La démission de la ministre de la Culture semble dans l’ordre des choses. La première responsable du secteur endosse à son tour sa part de responsabilité dans la triste bousculade qui a coûté la vie à 5 personnes. Un drame insupportable tant il était largement évitable, en organisant par exemple l’évènement dans un lieu aux dimensions moins limitées. La ministre de la Culture particulièrement fragilisée depuis son nomination ne pouvait à l’évidence résister aux conséquences d’un tel drame. Ce n’est évidemment pas la fatalité qu’il faudrait incriminer. Etre «responsable » lorsqu’on organise des concerts de ce genre consiste à «prévoir », à prendre les dispositions nécessaires et à concevoir le dispositif en envisageant des situations extrêmes. Et la situation était d’emblée extrême : un stade de moyenne envergure et une foule attendue qui, sans surprise, devait être énorme.
Le drame qui a entouré le concert de Soolking et qui a causé la mort de jeunes Algériens à la fleur de l’âge ne pouvait évidemment passer. Avec le limogeage du directeur général de la sûreté nationale (DGSN), du directeur de l’Office national des droits d’auteur (Onda), et la démission de la ministre de la Culture, la sanction aura touché les strates diverses de la responsabilité. Le fait est inédit. Il n’est pas dans les « mœurs » des responsables politiques de démissionner après un drame où il y a mort d’homme par négligence. Il est évident que les autorités veulent donner l’exemple au travers d’une célérité à toute épreuve.

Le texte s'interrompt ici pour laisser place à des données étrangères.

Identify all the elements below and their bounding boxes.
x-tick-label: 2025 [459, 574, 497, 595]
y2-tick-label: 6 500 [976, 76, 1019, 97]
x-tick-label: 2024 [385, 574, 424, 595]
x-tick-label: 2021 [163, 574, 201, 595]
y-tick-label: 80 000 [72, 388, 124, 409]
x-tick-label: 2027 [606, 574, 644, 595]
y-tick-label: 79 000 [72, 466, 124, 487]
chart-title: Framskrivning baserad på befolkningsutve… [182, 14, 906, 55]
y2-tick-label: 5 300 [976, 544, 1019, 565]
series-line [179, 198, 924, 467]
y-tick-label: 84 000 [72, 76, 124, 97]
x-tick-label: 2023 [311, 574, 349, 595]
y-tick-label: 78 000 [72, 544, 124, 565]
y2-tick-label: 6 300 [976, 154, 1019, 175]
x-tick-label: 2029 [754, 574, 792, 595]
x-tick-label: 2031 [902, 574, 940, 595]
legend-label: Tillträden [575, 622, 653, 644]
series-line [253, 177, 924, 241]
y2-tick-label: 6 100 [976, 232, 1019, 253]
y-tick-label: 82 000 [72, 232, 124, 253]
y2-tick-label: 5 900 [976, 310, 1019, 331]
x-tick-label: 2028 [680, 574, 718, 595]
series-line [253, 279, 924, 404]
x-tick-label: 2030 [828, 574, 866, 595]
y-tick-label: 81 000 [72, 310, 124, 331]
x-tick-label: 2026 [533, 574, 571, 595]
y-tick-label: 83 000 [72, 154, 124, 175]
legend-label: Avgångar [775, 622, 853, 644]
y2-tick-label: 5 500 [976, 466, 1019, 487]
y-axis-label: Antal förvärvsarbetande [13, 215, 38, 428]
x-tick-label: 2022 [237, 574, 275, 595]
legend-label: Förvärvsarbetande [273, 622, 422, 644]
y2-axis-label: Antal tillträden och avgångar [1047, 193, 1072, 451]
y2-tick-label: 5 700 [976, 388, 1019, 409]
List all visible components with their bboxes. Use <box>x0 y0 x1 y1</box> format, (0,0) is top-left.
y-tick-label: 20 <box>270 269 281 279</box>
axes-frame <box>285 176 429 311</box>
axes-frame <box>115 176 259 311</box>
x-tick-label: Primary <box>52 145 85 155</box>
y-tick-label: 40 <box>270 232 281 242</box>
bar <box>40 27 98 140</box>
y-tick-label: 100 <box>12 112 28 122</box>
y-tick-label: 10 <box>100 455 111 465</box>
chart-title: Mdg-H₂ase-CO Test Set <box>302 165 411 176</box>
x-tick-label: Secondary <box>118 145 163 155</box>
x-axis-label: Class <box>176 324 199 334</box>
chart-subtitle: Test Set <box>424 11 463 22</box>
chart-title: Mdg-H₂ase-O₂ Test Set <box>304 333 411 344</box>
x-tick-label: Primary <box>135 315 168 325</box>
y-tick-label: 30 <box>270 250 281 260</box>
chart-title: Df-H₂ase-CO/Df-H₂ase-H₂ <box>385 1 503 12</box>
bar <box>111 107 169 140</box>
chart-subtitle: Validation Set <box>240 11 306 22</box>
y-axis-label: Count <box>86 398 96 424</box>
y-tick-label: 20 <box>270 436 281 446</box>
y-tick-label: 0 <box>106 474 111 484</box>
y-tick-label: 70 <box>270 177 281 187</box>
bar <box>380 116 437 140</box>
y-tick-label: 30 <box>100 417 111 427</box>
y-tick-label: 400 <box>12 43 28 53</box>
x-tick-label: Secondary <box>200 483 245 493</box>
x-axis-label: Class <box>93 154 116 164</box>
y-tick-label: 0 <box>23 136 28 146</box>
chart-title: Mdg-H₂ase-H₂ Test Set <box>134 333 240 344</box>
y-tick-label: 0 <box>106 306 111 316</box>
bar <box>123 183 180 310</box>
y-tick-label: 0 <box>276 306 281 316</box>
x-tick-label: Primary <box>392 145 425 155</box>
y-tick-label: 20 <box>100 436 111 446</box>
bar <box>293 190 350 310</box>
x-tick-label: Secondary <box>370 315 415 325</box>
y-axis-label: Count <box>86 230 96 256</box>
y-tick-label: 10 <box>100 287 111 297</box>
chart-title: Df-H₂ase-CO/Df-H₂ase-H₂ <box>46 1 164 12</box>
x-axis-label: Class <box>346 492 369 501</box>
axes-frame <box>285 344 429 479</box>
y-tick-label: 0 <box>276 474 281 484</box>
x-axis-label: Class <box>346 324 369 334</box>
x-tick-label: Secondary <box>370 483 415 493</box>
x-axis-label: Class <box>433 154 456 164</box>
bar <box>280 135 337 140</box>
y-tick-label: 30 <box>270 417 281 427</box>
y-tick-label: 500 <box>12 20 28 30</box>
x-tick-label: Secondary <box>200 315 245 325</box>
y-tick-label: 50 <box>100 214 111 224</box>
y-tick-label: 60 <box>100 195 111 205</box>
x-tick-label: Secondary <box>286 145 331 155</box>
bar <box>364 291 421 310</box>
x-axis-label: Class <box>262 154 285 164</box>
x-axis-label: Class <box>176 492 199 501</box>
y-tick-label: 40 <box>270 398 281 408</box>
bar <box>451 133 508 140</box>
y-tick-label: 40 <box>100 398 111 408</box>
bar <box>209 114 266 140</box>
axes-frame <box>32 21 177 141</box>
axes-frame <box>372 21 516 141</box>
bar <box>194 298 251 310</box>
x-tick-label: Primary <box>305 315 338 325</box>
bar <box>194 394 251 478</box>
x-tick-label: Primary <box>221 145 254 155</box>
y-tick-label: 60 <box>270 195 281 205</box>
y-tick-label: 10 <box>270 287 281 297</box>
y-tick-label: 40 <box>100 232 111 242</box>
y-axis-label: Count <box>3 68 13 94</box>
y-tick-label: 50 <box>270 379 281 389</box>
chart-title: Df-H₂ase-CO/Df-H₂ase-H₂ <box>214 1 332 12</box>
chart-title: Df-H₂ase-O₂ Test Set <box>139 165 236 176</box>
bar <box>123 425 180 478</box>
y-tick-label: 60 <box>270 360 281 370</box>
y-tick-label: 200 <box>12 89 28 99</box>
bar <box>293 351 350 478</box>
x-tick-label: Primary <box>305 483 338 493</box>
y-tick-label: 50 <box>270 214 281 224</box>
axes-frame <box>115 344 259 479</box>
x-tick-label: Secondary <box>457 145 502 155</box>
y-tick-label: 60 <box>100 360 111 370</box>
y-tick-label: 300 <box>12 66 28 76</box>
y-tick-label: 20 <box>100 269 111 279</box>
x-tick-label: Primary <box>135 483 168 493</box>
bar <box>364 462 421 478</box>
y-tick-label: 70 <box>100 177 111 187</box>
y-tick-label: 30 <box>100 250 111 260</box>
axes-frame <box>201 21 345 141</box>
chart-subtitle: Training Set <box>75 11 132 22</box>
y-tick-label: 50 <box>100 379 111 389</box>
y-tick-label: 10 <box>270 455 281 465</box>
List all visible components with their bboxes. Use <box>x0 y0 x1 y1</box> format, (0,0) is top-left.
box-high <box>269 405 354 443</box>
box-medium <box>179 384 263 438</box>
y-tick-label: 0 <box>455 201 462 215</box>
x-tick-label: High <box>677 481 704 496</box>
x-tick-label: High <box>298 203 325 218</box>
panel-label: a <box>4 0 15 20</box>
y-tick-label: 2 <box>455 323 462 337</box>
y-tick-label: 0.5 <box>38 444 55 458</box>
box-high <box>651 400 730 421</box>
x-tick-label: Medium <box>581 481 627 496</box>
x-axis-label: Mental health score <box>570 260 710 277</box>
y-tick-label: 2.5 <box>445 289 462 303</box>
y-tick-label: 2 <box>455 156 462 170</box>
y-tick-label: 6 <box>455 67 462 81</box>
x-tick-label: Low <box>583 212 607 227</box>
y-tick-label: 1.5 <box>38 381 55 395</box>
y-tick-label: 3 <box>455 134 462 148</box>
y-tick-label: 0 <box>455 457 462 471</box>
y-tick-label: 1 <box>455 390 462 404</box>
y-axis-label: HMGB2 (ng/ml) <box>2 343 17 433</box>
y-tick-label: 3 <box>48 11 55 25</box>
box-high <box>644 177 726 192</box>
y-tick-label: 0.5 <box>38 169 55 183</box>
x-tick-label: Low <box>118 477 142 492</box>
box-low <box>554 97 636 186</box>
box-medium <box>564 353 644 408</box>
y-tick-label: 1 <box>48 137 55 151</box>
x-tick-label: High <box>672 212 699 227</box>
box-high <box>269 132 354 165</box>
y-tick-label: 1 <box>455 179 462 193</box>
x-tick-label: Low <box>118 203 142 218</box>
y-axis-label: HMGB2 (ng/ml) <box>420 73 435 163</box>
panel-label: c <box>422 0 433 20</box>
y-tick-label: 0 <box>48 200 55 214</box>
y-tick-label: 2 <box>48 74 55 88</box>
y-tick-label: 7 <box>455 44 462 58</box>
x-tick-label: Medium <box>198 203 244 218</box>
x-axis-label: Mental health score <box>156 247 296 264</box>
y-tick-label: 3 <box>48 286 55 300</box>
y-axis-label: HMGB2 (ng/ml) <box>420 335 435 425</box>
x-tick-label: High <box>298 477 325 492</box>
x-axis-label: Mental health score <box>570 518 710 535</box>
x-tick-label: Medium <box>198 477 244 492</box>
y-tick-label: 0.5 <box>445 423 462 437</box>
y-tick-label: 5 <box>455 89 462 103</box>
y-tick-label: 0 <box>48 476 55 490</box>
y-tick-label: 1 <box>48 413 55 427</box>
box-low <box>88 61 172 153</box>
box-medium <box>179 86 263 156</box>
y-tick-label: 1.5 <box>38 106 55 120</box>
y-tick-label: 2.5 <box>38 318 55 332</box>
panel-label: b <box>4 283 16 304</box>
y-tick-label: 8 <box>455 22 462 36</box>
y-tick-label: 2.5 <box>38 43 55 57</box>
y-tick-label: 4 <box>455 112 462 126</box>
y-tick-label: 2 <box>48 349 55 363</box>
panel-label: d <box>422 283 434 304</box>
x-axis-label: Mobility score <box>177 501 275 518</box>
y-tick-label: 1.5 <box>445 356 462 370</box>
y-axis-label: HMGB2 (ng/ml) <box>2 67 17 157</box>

Dans un contexte politique pour le moins mouvant, le dramatique accident du stade du 20 Août pourrait avoir un mauvais effet si des sanctions n’étaient pas prises à l’encontre des négligents et si les responsabilités ne sont pas assumées à un haut niveau. Désormais, chacun est sommé de prendre ses responsabilités dans le secteur qu’il dirige ou l’organisme dont il a la charge. Particulièrement lorsque la sécurité des citoyens est engagée.